RaaS: Reasoning-Aware Attention Sparsity for Efficient LLM Reasoning
Junhao Hu, Wenrui Huang, Weidong Wang, Zhenwen Li, Tiancheng Hu, Zhixia Liu, Xusheng Chen, Tao Xie, Yizhou Shan
TL;DR
RaaS identifies a milestone- and phoenix-token attention pattern during the decode stage of reasoning tasks and leverages this pattern to design a sparsity-based KV cache strategy. By retaining milestone tokens with an LR U-based timestamping and preserving prefill tokens, RaaS achieves $O(L)$ time and $O(L)$ memory while maintaining accuracy comparable to the state-of-the-art Quest. A page-based variant further aligns with efficient kernels, yielding practical deployment with constant memory usage.

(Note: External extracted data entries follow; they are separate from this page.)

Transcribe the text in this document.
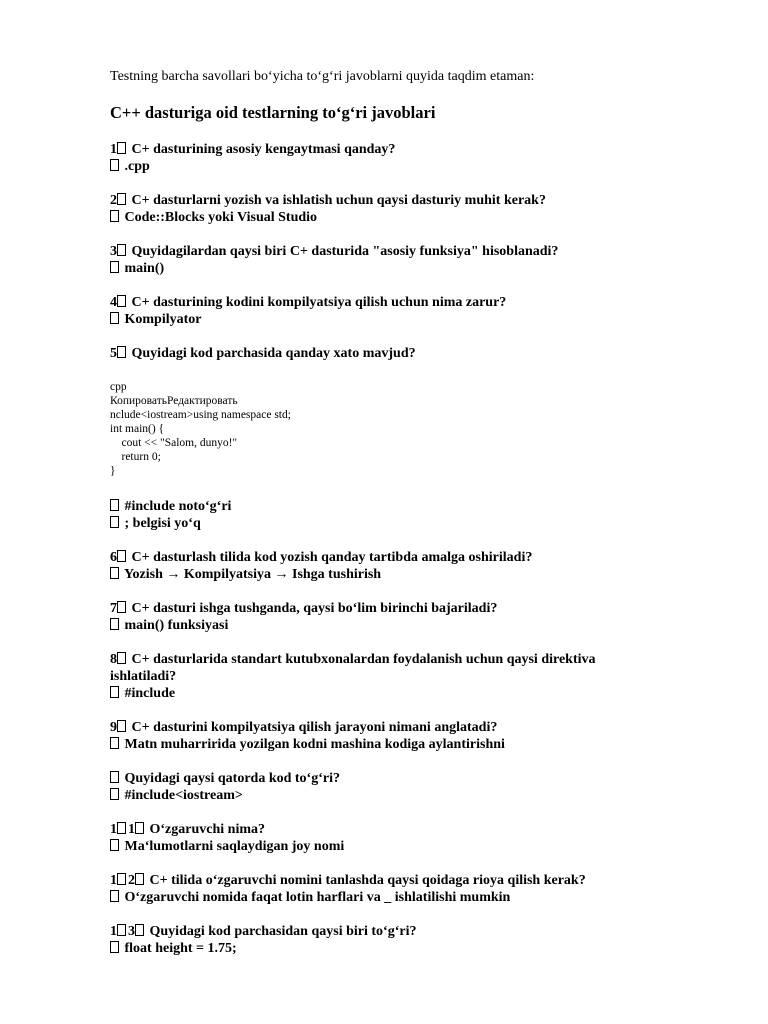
Testning barcha savollari bo‘yicha to‘g‘ri javoblarni quyida taqdim etaman:

C++ dasturiga oid testlarning to‘g‘ri javoblari

1 C+ dasturining asosiy kengaytmasi qanday?

.cpp

2 C+ dasturlarni yozish va ishlatish uchun qaysi dasturiy muhit kerak?

Code::Blocks yoki Visual Studio

3 Quyidagilardan qaysi biri C+ dasturida "asosiy funksiya" hisoblanadi?

main()

4 C+ dasturining kodini kompilyatsiya qilish uchun nima zarur?

Kompilyator

5 Quyidagi kod parchasida qanday xato mavjud?

cpp

КопироватьРедактировать

nclude<iostream>using namespace std;

int main() {

cout << "Salom, dunyo!"

return 0;

}

#include noto‘g‘ri

; belgisi yo‘q

6 C+ dasturlash tilida kod yozish qanday tartibda amalga oshiriladi?

Yozish → Kompilyatsiya → Ishga tushirish

7 C+ dasturi ishga tushganda, qaysi bo‘lim birinchi bajariladi?

main() funksiyasi

8 C+ dasturlarida standart kutubxonalardan foydalanish uchun qaysi direktiva

ishlatiladi?

#include

9 C+ dasturini kompilyatsiya qilish jarayoni nimani anglatadi?

Matn muharririda yozilgan kodni mashina kodiga aylantirishni

Quyidagi qaysi qatorda kod to‘g‘ri?

#include<iostream>

1 1 O‘zgaruvchi nima?

Ma‘lumotlarni saqlaydigan joy nomi

1 2 C+ tilida o‘zgaruvchi nomini tanlashda qaysi qoidaga rioya qilish kerak?

O‘zgaruvchi nomida faqat lotin harflari va _ ishlatilishi mumkin

1 3 Quyidagi kod parchasidan qaysi biri to‘g‘ri?

float height = 1.75;
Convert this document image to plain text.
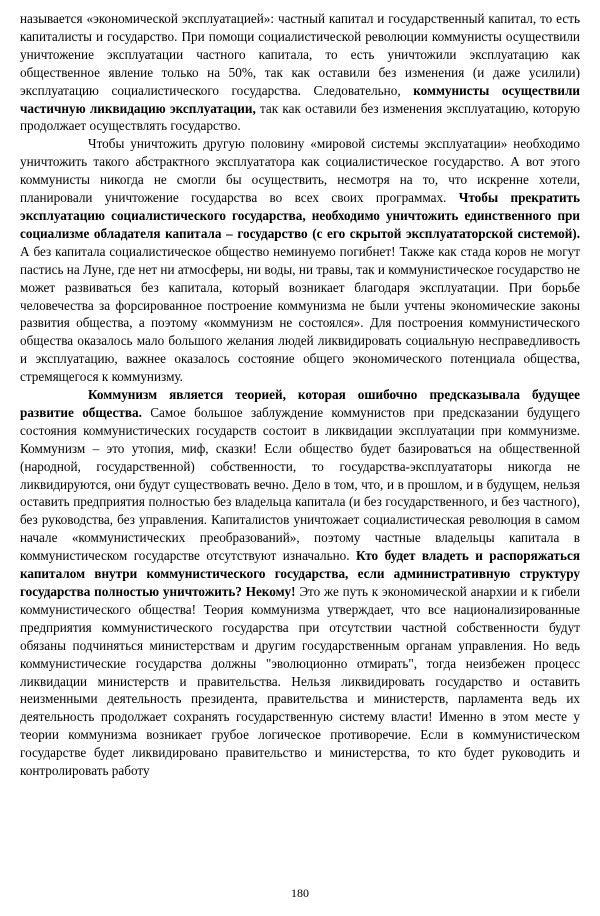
называется «экономической эксплуатацией»: частный капитал и государственный капитал, то есть капиталисты и государство. При помощи социалистической революции коммунисты осуществили уничтожение эксплуатации частного капитала, то есть уничтожили эксплуатацию как общественное явление только на 50%, так как оставили без изменения (и даже усилили) эксплуатацию социалистического государства. Следовательно, коммунисты осуществили частичную ликвидацию эксплуатации, так как оставили без изменения эксплуатацию, которую продолжает осуществлять государство.

Чтобы уничтожить другую половину «мировой системы эксплуатации» необходимо уничтожить такого абстрактного эксплуататора как социалистическое государство. А вот этого коммунисты никогда не смогли бы осуществить, несмотря на то, что искренне хотели, планировали уничтожение государства во всех своих программах. Чтобы прекратить эксплуатацию социалистического государства, необходимо уничтожить единственного при социализме обладателя капитала – государство (с его скрытой эксплуататорской системой). А без капитала социалистическое общество неминуемо погибнет! Также как стада коров не могут пастись на Луне, где нет ни атмосферы, ни воды, ни травы, так и коммунистическое государство не может развиваться без капитала, который возникает благодаря эксплуатации. При борьбе человечества за форсированное построение коммунизма не были учтены экономические законы развития общества, а поэтому «коммунизм не состоялся». Для построения коммунистического общества оказалось мало большого желания людей ликвидировать социальную несправедливость и эксплуатацию, важнее оказалось состояние общего экономического потенциала общества, стремящегося к коммунизму.

Коммунизм является теорией, которая ошибочно предсказывала будущее развитие общества. Самое большое заблуждение коммунистов при предсказании будущего состояния коммунистических государств состоит в ликвидации эксплуатации при коммунизме. Коммунизм – это утопия, миф, сказки! Если общество будет базироваться на общественной (народной, государственной) собственности, то государства-эксплуататоры никогда не ликвидируются, они будут существовать вечно. Дело в том, что, и в прошлом, и в будущем, нельзя оставить предприятия полностью без владельца капитала (и без государственного, и без частного), без руководства, без управления. Капиталистов уничтожает социалистическая революция в самом начале «коммунистических преобразований», поэтому частные владельцы капитала в коммунистическом государстве отсутствуют изначально. Кто будет владеть и распоряжаться капиталом внутри коммунистического государства, если административную структуру государства полностью уничтожить? Некому! Это же путь к экономической анархии и к гибели коммунистического общества! Теория коммунизма утверждает, что все национализированные предприятия коммунистического государства при отсутствии частной собственности будут обязаны подчиняться министерствам и другим государственным органам управления. Но ведь коммунистические государства должны "эволюционно отмирать", тогда неизбежен процесс ликвидации министерств и правительства. Нельзя ликвидировать государство и оставить неизменными деятельность президента, правительства и министерств, парламента ведь их деятельность продолжает сохранять государственную систему власти! Именно в этом месте у теории коммунизма возникает грубое логическое противоречие. Если в коммунистическом государстве будет ликвидировано правительство и министерства, то кто будет руководить и контролировать работу

180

The results across multiple math datasets and models demonstrate that RaaS offers strong accuracy and latency with significantly reduced memory footprints, suggesting a viable path for scalable long-decode inference in reasoning-heavy applications.
Abstract
Large Language Models (LLMs) have demonstrated strong capabilities across various domains, with recent advancements in challenging reasoning tasks such as mathematics and programming. However, solving reasoning tasks often requires an LLM to generate long sequences, incurring $O(N)$ time and memory complexities per token, where $N$ is the current sequence length. To reduce complexities, existing sparsity-based algorithms propose to retain Key-Value (KV) vectors, the intermediate representations of only the most critical tokens. However, these algorithms struggle with the "impossible trinity" of accuracy, time, and memory. For example, the state-of-the-art algorithm, Quest, achieves high accuracy with $O(L)$ time but $O(N)$ memory ($L$ is the cache budget, $L \ll N$). To address the "impossible trinity", in this paper, we identify a new attention pattern during the decode stage of reasoning tasks, where milestone tokens (analogous to lemmas in mathematical proofs) emerge, are utilized, and then become unimportant afterward. Based on this pattern, we propose a new algorithm RaaS that identifies milestone tokens and retains their KV vectors until they are no longer needed, achieving high accuracy with $O(L)$ time and $O(L)$ memory complexities.